With haunting images of shriveled flesh and sunken stares, mummies are the stuff of nightmares. So is the new Mummies of the World exhibit coming to MOSI on Friday for a four-month stay too scary for kids? I certainly had that concern when the Bodies exhibit was at MOSI. The thought of those being actual human beings on display just creeped me out.
Marc Corwin, president of American Exhibition, producer of the Mummies of the World exhibit, said they took kids into account and made pains to emphasize the science of mummification and play down the scare factor. (I'm not sure they can play down the creepy factor if they tried) Of the 200,00 visitors at the exhibition’s first stop in Los Angeles, half of them were families with young children, Corwin said.

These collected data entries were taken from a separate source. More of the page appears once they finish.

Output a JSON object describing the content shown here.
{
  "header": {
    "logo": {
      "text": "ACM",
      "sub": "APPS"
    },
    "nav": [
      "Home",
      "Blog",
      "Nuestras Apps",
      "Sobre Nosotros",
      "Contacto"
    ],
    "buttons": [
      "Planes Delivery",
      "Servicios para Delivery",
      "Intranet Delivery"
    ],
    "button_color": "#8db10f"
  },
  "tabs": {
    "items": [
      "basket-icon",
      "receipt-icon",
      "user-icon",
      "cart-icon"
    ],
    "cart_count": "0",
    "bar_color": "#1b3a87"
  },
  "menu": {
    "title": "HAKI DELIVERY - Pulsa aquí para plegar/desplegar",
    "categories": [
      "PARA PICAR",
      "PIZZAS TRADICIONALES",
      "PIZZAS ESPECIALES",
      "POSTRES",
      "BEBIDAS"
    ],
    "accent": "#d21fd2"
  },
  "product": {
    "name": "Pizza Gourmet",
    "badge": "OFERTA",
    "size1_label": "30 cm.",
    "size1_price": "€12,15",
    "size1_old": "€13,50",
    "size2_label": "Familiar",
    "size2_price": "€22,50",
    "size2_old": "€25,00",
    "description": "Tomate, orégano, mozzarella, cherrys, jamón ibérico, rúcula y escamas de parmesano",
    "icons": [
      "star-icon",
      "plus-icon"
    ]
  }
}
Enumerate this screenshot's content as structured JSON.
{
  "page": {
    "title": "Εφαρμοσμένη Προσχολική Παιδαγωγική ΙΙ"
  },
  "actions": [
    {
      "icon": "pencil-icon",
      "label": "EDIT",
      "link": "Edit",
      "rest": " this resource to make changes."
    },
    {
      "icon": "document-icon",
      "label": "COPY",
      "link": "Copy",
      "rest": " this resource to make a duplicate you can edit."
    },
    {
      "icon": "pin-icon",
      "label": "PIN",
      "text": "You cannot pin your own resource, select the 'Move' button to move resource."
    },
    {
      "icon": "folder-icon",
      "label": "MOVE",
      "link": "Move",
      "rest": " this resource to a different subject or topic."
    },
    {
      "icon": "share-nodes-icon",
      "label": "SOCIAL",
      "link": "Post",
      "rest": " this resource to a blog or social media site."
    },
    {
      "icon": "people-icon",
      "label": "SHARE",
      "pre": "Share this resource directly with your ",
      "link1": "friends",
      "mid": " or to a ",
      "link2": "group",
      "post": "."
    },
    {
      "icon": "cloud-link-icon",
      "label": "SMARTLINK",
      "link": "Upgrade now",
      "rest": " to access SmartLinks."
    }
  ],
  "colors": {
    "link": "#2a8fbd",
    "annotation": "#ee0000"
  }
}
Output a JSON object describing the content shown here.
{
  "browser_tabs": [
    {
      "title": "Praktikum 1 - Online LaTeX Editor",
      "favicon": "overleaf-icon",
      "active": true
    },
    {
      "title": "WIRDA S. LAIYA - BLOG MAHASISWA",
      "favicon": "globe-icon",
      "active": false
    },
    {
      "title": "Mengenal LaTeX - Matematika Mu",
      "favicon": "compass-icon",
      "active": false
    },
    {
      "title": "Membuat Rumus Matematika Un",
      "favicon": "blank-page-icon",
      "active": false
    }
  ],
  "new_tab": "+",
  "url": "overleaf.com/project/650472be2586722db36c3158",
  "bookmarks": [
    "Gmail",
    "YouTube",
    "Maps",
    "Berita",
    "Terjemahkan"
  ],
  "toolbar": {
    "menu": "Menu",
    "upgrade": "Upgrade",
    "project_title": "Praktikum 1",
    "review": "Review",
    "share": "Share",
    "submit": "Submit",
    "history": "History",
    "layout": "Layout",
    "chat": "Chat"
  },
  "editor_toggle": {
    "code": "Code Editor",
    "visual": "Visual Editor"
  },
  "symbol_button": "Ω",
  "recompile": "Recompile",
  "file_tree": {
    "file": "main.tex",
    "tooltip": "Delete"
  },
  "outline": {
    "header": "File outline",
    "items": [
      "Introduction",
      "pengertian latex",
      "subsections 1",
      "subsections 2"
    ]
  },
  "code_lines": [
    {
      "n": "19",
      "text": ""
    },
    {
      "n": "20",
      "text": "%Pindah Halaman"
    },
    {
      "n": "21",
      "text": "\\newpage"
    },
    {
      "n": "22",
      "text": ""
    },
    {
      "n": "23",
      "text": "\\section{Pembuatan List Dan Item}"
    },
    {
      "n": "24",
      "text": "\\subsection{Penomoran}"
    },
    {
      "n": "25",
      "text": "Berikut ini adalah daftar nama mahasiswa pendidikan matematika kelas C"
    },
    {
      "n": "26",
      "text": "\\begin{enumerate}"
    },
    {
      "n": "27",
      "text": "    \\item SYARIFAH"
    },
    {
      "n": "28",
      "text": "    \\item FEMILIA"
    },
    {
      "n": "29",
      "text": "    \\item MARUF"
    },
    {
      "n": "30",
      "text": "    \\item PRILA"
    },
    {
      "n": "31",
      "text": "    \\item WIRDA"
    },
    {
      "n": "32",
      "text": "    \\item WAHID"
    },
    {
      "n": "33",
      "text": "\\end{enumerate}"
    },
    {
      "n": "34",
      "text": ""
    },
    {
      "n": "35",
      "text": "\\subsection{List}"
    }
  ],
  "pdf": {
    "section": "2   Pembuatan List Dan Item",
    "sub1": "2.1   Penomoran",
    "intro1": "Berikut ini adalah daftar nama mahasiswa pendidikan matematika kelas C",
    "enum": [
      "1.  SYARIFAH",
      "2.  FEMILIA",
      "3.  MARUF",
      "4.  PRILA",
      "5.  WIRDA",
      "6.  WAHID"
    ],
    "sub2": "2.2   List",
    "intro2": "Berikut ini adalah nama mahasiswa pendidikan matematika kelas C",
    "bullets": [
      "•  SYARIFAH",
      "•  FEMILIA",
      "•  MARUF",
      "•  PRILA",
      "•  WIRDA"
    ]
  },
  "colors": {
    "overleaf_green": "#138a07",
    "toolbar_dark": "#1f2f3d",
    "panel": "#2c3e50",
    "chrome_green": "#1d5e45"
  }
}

It helps that there are several interactive kiosks where kids can find out what a mummy feels like or see 3D images of the high-tech scans scientists used to find out what the mummies died of or how old they were.
Here's what the Mummies exhibit entails: This traveling exhibit is a rarity because it involves 21 different museums from around the world, making it the largest exhibition of real human and animal mummies and related artifacts ever assembled. It will remain on display through Sept. 3. Mummification is rare, since it requires the preservation of soft tissue, such as skin, muscle or organs. Without that, it's a skeleton. That's why people are fascinated by them, since they are more human looking.
“They will learn the science of mummification and why some people decompose and why do some end up in this limbo,” Corwin said. “We have these unique time travelers who for some reason their decomposition stopped and here they are for eternity.”
This is "very different and shouldn’t be confused with Bodies," Corwin said. Bodies featured human anatomy and bodies unfolded to dislay their organs and veins, "Here people are able to see mummies of humans and also animals (like this monkey at left) from all over the world and related artifacts and science books and different tools and rituals."
The exhibit has a mummy of a 10 month infant child that carbon dating has found to be 6,420 years old. "That’s 3,000 years older than King Tut," Corwin said. "We are talking about something that is ancient and rare and never been seen before."